= Filipinology =

Study of the Philippines and its people

In general, Filipinology or Philippineology (Pilipinolohíya, Filipinología) or more formally known as Philippine studies refers to: "the study of the Philippines and its people".

It encompasses the study of Philippine history, Philippine culture, Philippine languages, Philippine society, Philippine life, Philippine psyche or Philippine psychology, Philippine politics, and Philippine government. The approaches or perspectives of Philippine Studies could be theoretical, interdisciplinary, comparative, transnational, and global. Filipinology was developed in the University of the Philippines Diliman and had become part of curricula in some colleges and universities inside and outside the Philippines.

==Purpose==

Learning goals of Filipinology include the comprehension, appreciation, and critical evaluation of the Philippines through Philippine History, contemporary issues in Philippine community, and Philippine Humanities such as Filipino philosophy, Filipino music, Filipino art, Philippine literature, and Philippine dance. The incorporation of Philippine Humanities through literary readings, listening to musical recordings, film viewings, and field trips provide development of cultural acceptance and aesthetic sense. Philippine Studies extend to connecting contributions of persons of Filipino descent to new settings and culture (such as Overseas Filipinos to other countries). Apart from providing education and awareness about the Philippines, Filipinology aims to make students of Philippine Studies aware of Filipino ethnic identity by experiencing Philippine culture.

==Filipinologists==
Experts on Filipinology or Philippineology are called filipinologists or philippineologists (Spanish: Filipinologista) (Tagalog: Pilipinolohista); literally “experts in Philippine culture”.

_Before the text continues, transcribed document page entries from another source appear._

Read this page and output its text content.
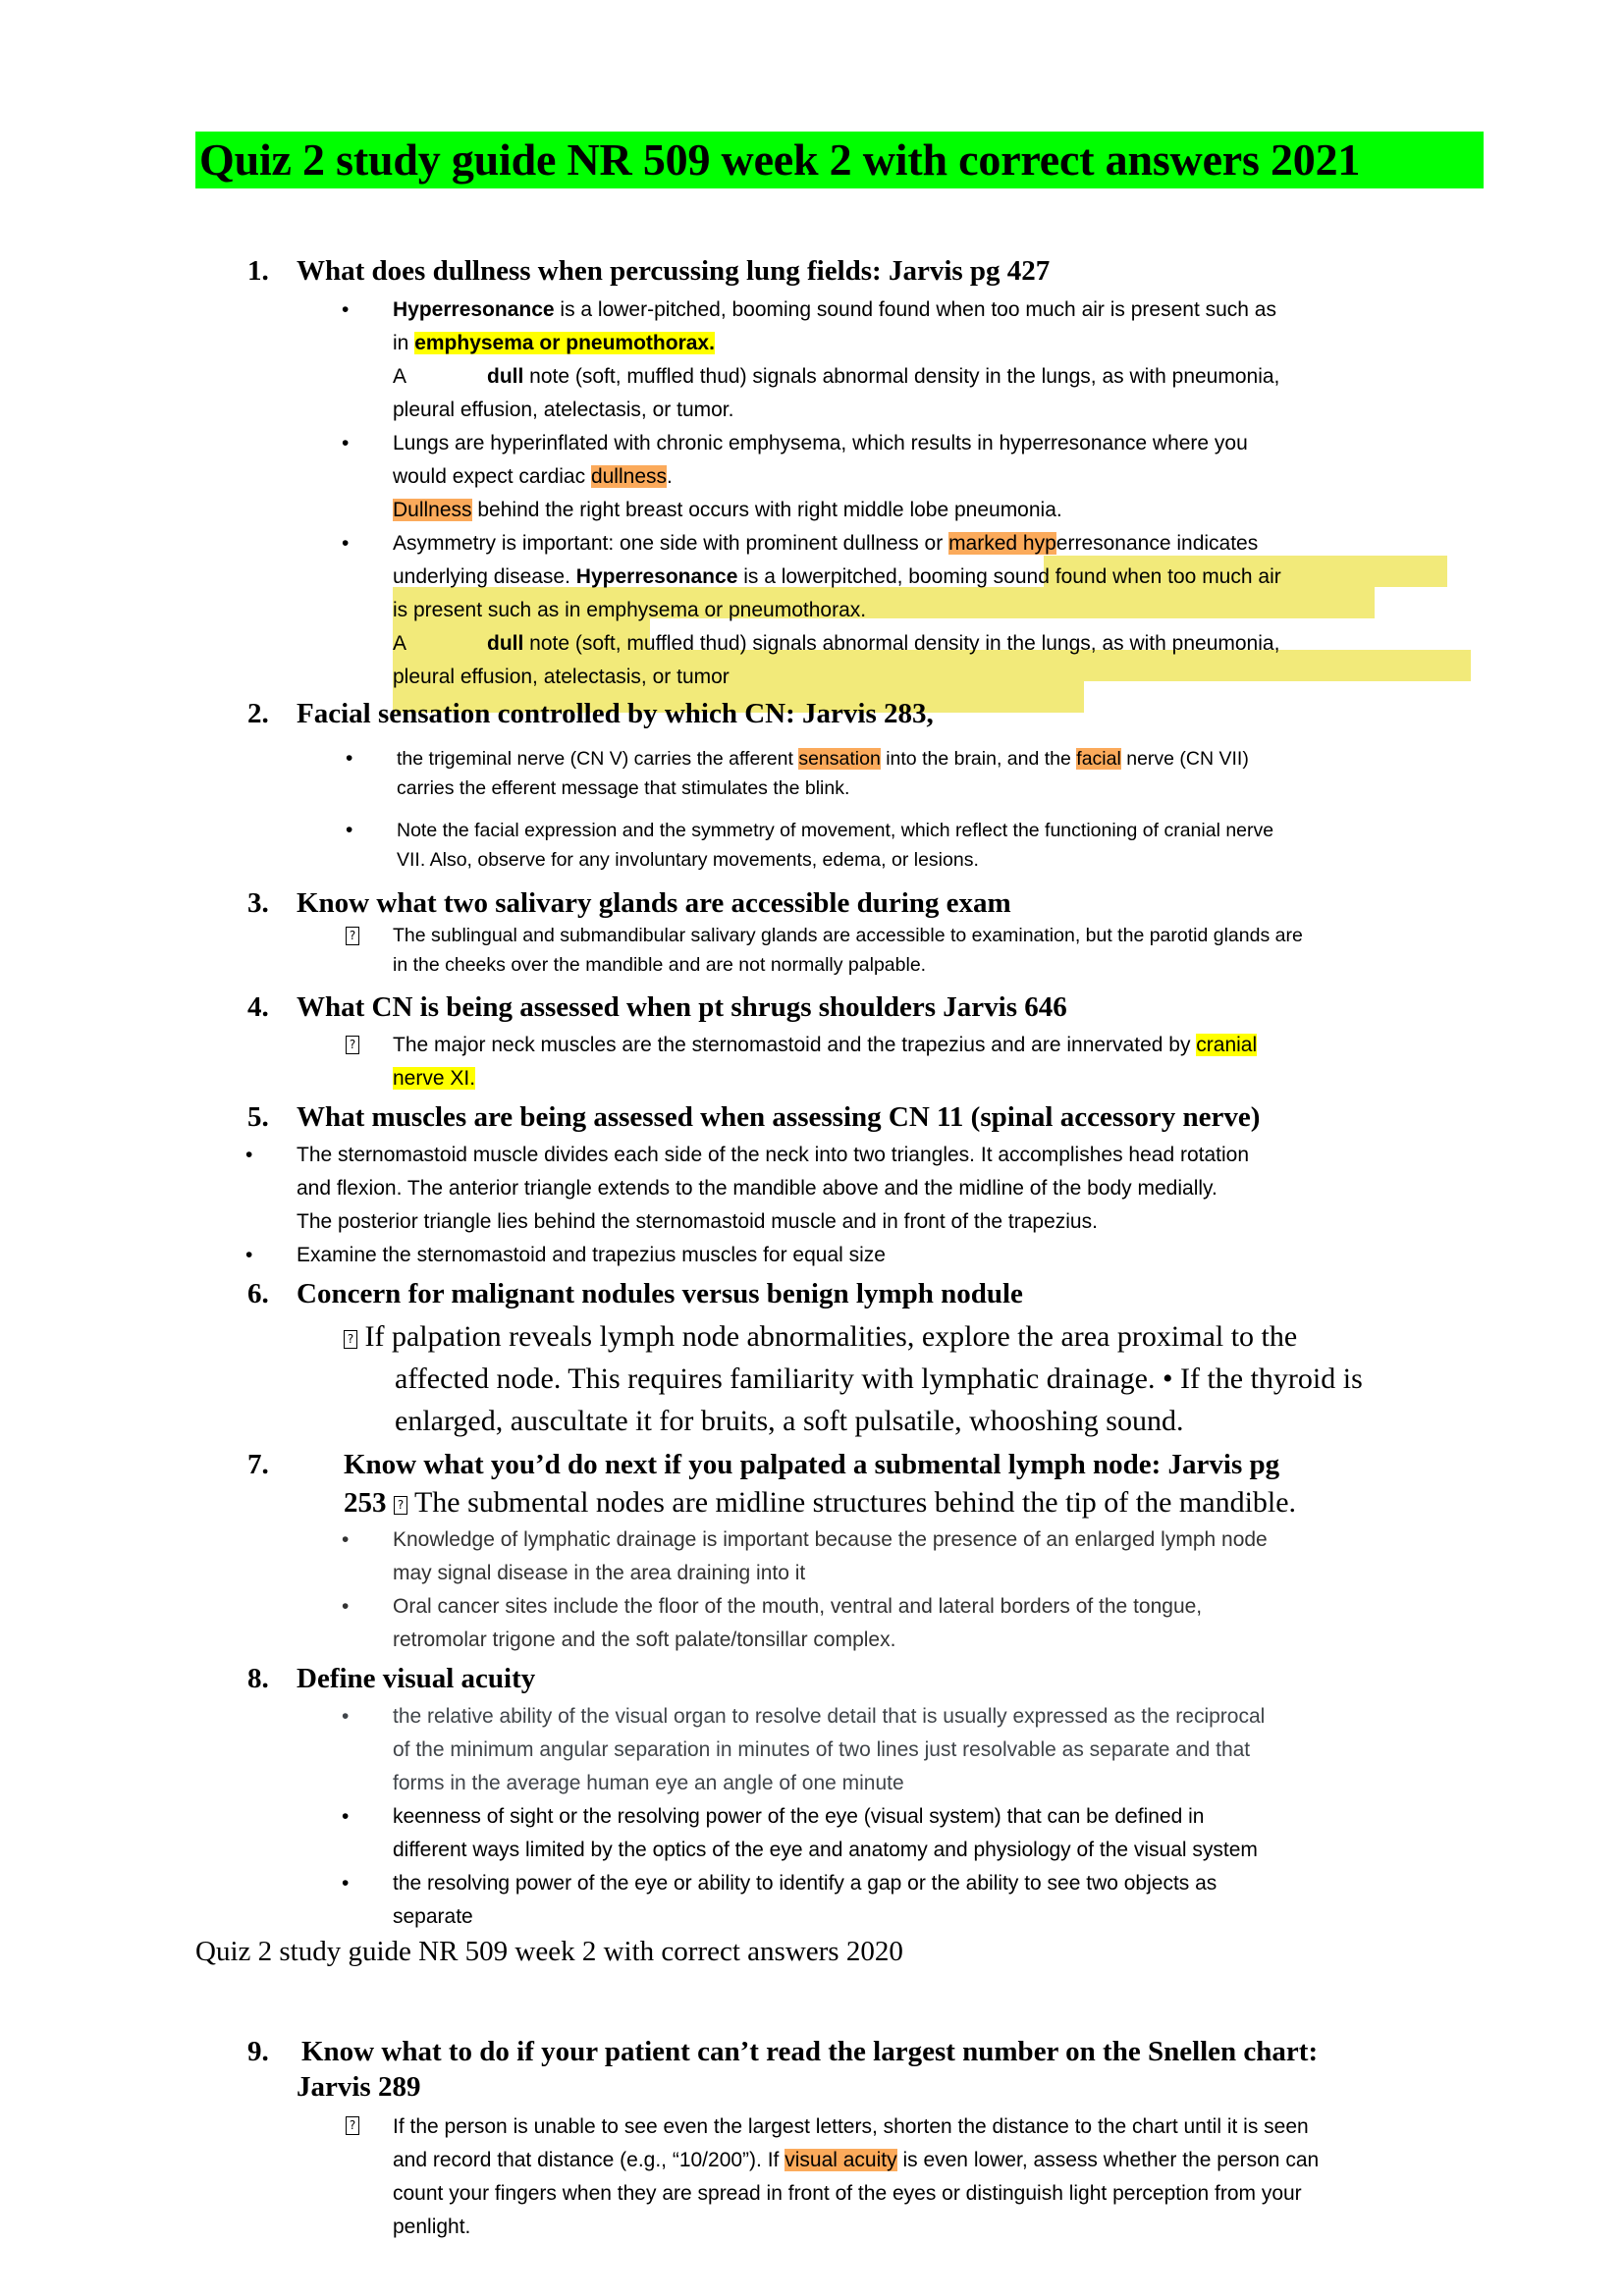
Quiz 2 study guide NR 509 week 2 with correct answers 2021
1. What does dullness when percussing lung fields: Jarvis pg 427
• Hyperresonance is a lower-pitched, booming sound found when too much air is present such as
in emphysema or pneumothorax.
A	dull note (soft, muffled thud) signals abnormal density in the lungs, as with pneumonia,
pleural effusion, atelectasis, or tumor.
• Lungs are hyperinflated with chronic emphysema, which results in hyperresonance where you
would expect cardiac dullness.
Dullness behind the right breast occurs with right middle lobe pneumonia.
• Asymmetry is important: one side with prominent dullness or marked hyperresonance indicates
underlying disease. Hyperresonance is a lowerpitched, booming sound found when too much air
is present such as in emphysema or pneumothorax.
A	dull note (soft, muffled thud) signals abnormal density in the lungs, as with pneumonia,
pleural effusion, atelectasis, or tumor
2. Facial sensation controlled by which CN: Jarvis 283,
• the trigeminal nerve (CN V) carries the afferent sensation into the brain, and the facial nerve (CN VII)
carries the efferent message that stimulates the blink.
• Note the facial expression and the symmetry of movement, which reflect the functioning of cranial nerve
VII. Also, observe for any involuntary movements, edema, or lesions.
3. Know what two salivary glands are accessible during exam
? The sublingual and submandibular salivary glands are accessible to examination, but the parotid glands are
in the cheeks over the mandible and are not normally palpable.
4. What CN is being assessed when pt shrugs shoulders Jarvis 646
? The major neck muscles are the sternomastoid and the trapezius and are innervated by cranial
nerve XI.
5. What muscles are being assessed when assessing CN 11 (spinal accessory nerve)
• The sternomastoid muscle divides each side of the neck into two triangles. It accomplishes head rotation
and flexion. The anterior triangle extends to the mandible above and the midline of the body medially.
The posterior triangle lies behind the sternomastoid muscle and in front of the trapezius.
• Examine the sternomastoid and trapezius muscles for equal size
6. Concern for malignant nodules versus benign lymph nodule
? If palpation reveals lymph node abnormalities, explore the area proximal to the
affected node. This requires familiarity with lymphatic drainage. • If the thyroid is
enlarged, auscultate it for bruits, a soft pulsatile, whooshing sound.
7.	Know what you’d do next if you palpated a submental lymph node: Jarvis pg
253 ? The submental nodes are midline structures behind the tip of the mandible.
• Knowledge of lymphatic drainage is important because the presence of an enlarged lymph node
may signal disease in the area draining into it
• Oral cancer sites include the floor of the mouth, ventral and lateral borders of the tongue,
retromolar trigone and the soft palate/tonsillar complex.
8. Define visual acuity
• the relative ability of the visual organ to resolve detail that is usually expressed as the reciprocal
of the minimum angular separation in minutes of two lines just resolvable as separate and that
forms in the average human eye an angle of one minute
• keenness of sight or the resolving power of the eye (visual system) that can be defined in
different ways limited by the optics of the eye and anatomy and physiology of the visual system
• the resolving power of the eye or ability to identify a gap or the ability to see two objects as
separate
Quiz 2 study guide NR 509 week 2 with correct answers 2020
9. Know what to do if your patient can’t read the largest number on the Snellen chart:
Jarvis 289
? If the person is unable to see even the largest letters, shorten the distance to the chart until it is seen
and record that distance (e.g., “10/200”). If visual acuity is even lower, assess whether the person can
count your fingers when they are spread in front of the eyes or distinguish light perception from your
penlight.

According to Rosa M. Vallejo the "foremost non-Filipino filipinologist" is the Spaniard bibliographer Wenceslao Emilio Retana y Gamboa.

Other prominent foreign filipinologists are William Henry Scott, H. Brett Melendy Ferdinand Blumentritt, and A.V. Hartendorp.
Among the prominent Russian filipinologists are Vladimir Makarenko and Podberezsky.

==Publications==
Publications dealing with Filipinology seek to reach specialist and non-specialist audience from and outside the Philippines. Among such Philippine Studies literature is the quarterly journal Philippine Studies: Historical and Ethnographic Viewpoints published by the Ateneo de Manila University. Founded in 1953, the journal serves as a “forum” for disseminating many aspects of life in the Philippines through research in history, humanities and social sciences, “friendly and constructive debate”, and the expression of scholarly views. Another publication is the book written by Remigio E. Agpalo entitled Adventures in Political Science. With an introduction written by Zeus A. Salazar, Agpalo’s book is a “major contribution” to Filipinology that covers important areas of political science in the Philippines, including political dynamics, comparative government, comparative politics, Philippine government, Philippine politics, political philosophy, political theory, political methodology, constitutional law, modernization and political development.